Furthermore, while our study assesses the changes in mechanical properties on the tissue level, we neglect the heterogeneous microstructure of skin. By assuming an affine deformation, non-affine motion of the collagen fibers also affecting the local volume changes and electrical potential are not taken into consideration (Stracuzzi et al. 2022). Discrete fiber network models were proposed (Eichinger, Grill, et al., 2021; Eichinger et al. 2021a, b; Mauri et al. 2016a, b) that represent collagen as discrete connectors and can provide local information on the distribution of interstitial fluid and fixed charges. Such models could be extended to include the ionic phases as proposed in the present work. Moreover, models explicitly accounting for the presence of cells have been published recently (Eichinger, Grill, et al., 2021; Eichinger et al. 2021a, b). Such discrete or hybrid continuum-discrete models are relevant when studying multiphase mechanotransduction at cellular or sub-cellular length scale. Fitting of these models, however, also requires experimental methods, which help characterizing model parameters for each relevant length scale.
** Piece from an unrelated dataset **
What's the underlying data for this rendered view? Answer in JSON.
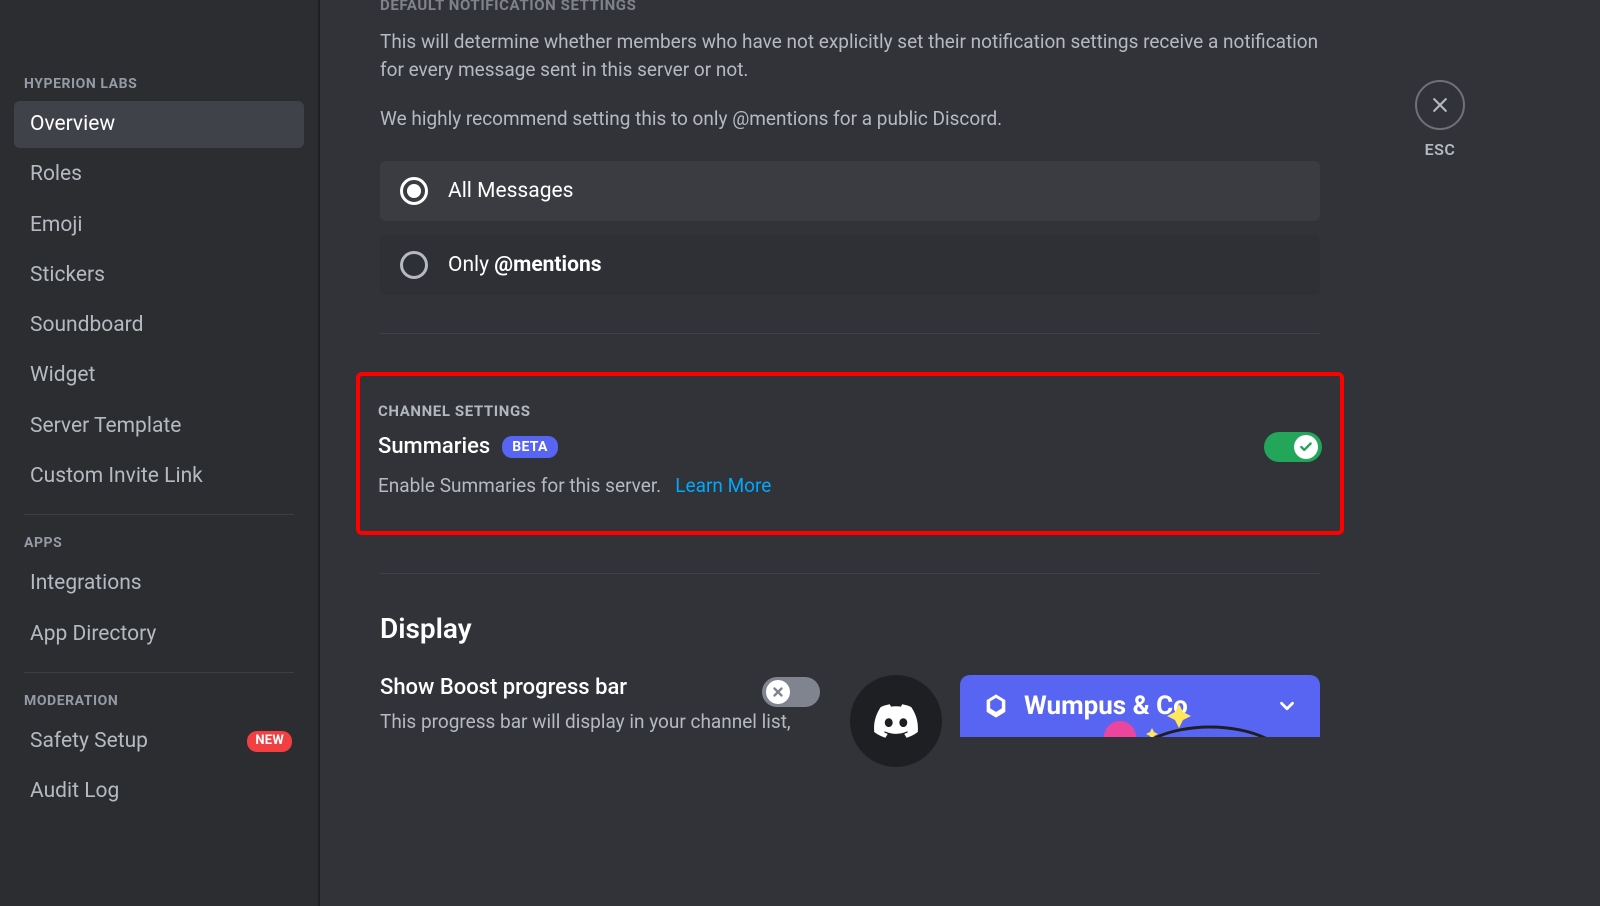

Finally, the current contribution presents a model for the ex vivo behavior of human skin. In the future work, the model should be extended to also represent in vivo conditions. In vivo skin is in a state of “natural tension” (Diridollou et al. 1998; Jacquet et al. 2008) and constantly exchanges fluid, which leaks from the blood capillaries into the interstitial space and is absorbed by the lymphatic capillaries (Swartz and Fleury 2007). This results in specific displacement boundary conditions, but also those for the chemical potential of the fluid and the electrochemical potential of the ions and requires an adaption of the governing equation to include the continuous fluid exchange. Further, the system could be extended to include multiple ionic species (Ateshian et al. 2013).

5 Conclusions

Understanding the magnitude and temporal evolutions of electrochemical cues associated with mechanical stimulation of skin is relevant for applications in medicine, for instance when treating chronic wounds, hypertrophic scars or when optimizing processes and products in skin tissue engineering. Computational models thereby allow investigating the complex and nonlinear interaction of electrochemical and mechanical processes in soft tissues. In this study, we introduced a quadriphasic model of the human dermis, representing changes in chemical potential of the fluid and electrochemical potentials of the ions associated with in-plane skin stretch. We performed compression experiments to further characterize the coupling of mechanical and electrochemical effects in the tissue. The experiments highlighted the time-dependent mechanical behavior of human dermis and its dependence on the chemical potential of the fluid environment. Through an inverse analysis, the quadriphasic model was fitted to all experiments, and the results identified the tissue permeability as a key parameter strongly influencing the mechanical, chemical and electrical transient behavior of the dermis. Moreover, comparison with experiments indicates that the osmotic pressure within the dermis is well described by the use of Donnan’s equilibrium for higher concentrations of ions only, including the physiological range. Very dilute solutions, however, require special considerations. Importantly, the new model allowed quantifying deformation-generated gradients of electrical potentials inside skin, and corresponding values associated with in-plane skin deformation are expected to induce a biological response of resident cells. Altogether, the new model, enriched by an additional stress relaxation mechanism and electrochemical coupling, improves our understanding of the mechanome of the human dermis and its mechanical behavior at tissue and cell length scales.